Douze bombes atomiques pour la Belgique
Douze bombes atomiques pour la Belgique
(Max Helleff) La Libre Belgique et De Morgen viennent de réveiller un vieux serpent de mer en diffusant des extraits d’un document issu de l’assemblée de l'OTAN. Dans ce «projet de rapport» daté du 16 avril, ces lignes ont interpellé : «Dans le contexte de l'OTAN, les Etats-Unis déploient environ 150 armes nucléaires, en particulier des bombes gravitationnelles B61, en Europe, à bord d'avions à double capacité, à la fois américains et alliés. Ces bombes sont stockées dans six bases américaines et européennes – Kleine-Brogel en Belgique, Büchel en Allemagne, Aviano et Ghedi-Torre en Italie, Volkel aux Pays-Bas et Inçirlik en Turquie».

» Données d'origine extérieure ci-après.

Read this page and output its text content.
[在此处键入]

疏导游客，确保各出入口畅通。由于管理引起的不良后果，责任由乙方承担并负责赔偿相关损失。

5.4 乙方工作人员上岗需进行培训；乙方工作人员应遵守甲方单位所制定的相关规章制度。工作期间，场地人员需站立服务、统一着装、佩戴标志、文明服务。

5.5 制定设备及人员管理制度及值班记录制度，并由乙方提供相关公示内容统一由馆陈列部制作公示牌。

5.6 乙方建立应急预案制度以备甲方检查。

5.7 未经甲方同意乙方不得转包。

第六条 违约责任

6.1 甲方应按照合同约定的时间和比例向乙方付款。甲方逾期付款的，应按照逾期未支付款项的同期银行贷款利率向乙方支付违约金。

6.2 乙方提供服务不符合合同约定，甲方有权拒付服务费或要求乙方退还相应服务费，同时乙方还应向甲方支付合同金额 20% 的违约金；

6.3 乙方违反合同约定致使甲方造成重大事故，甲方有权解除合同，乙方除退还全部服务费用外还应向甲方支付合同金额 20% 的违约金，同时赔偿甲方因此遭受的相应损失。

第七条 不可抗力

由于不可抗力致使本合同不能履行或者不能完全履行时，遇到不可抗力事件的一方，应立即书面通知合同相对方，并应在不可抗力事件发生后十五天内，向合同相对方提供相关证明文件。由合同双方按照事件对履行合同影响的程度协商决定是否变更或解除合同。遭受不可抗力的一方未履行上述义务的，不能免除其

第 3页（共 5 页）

Mais le 11 juillet, le document a disparu du web pour être remplacé par une version corrigée. Celle-ci stipule toujours que «dans le contexte de l'OTAN, les États-Unis déploient environ 150 armes nucléaires (…) à bord d'avions à double capacité…» C'est ici qu'intervient la correction: «Les alliés européens souvent cités comme exploitant de tels avions sont la Belgique, l'Allemagne, l'Italie, les Pays-Bas et la Turquie».
Autrement dit, le premier projet de rapport présentait la Belgique et les autres pays nommés comme des Etats abritant la «bombe» – en contradiction apparente avec l'article 2 du Traité de non-prolifération des armes nucléaires.
Secret absolu
La seconde version se contente de préciser qu'ils possèdent des avions susceptibles de la transporter. Le subterfuge n'a pas échappé à un député Ecolo qui s'est fait fort d'alerter la presse. Et pour cause: la présence de bombes atomiques en Belgique qui fut par le passé à l'origine de manifestations antinucléaires semble bien réelle. Un secret de Polichinelle jamais officiellement confirmé.
Le «draft» incriminé a manifestement fuité d'une réunion de l'OTAN qui s'est tenue du 31 mai au 3 juin dernier, à Bratislava. A priori, il ne représente que les vues du rapporteur général. Toutefois, le secret absolu sur la localisation des arsenaux de l'Alliance atlantique s'applique aussi à son assemblée.
Redoutable privilège
Quoi qu'il en soit, le rapport apporte au moins deux informations. Un: les Belges – mais aussi leurs voisins directs – ont le redoutable privilège de côtoyer une nouvelle génération de bombes atomiques. De «faible puissance», la B61-12 peut être guidée et non plus seulement larguée. Coût total de sa production aux Etats-Unis: entre 7,5 et 10 milliards de dollars.
Douze de ces nouvelles bombes sont ou seront stockées à Kleine-Brogel (sur les 150 destinées à l'Europe contre 240 engins nucléaires de vieille génération).
Ni démenti, ni confirmé
Deux: le F-35 que la Belgique vient d'acquérir sera adapté par son constructeur Lockheed Martin afin de tirer la nouvelle B61-12. Coïncidence? Tout au long du marché public qui a encadré l'achat du nouvel avion, il a été reproché au gouvernement Michel d'avoir lancé un appel d'offre taillé sur mesure pour le chasseur bombardier américain F-35, seul avion à disposer de la technologie nécessaire pour le transport de la bombe atomique… américaine.
Priées de s'expliquer, les autorités belges n'ont ni démenti, ni confirmé la présence d'un arsenal nucléaire de dernier cri à Kleine-Brogel, dans le Limbourg.
L'an dernier, à Bruxelles, l'OTAN avait souligné que la dissuasion nucléaire atlantique repose «également» sur les bombes américaines déployées en Europe et sur les infrastructures mises à disposition «par les Alliés concernés», y compris les «avions à double capacité». Même de «faible puissance», l'arme atomique semble bien faire son retour en grâce.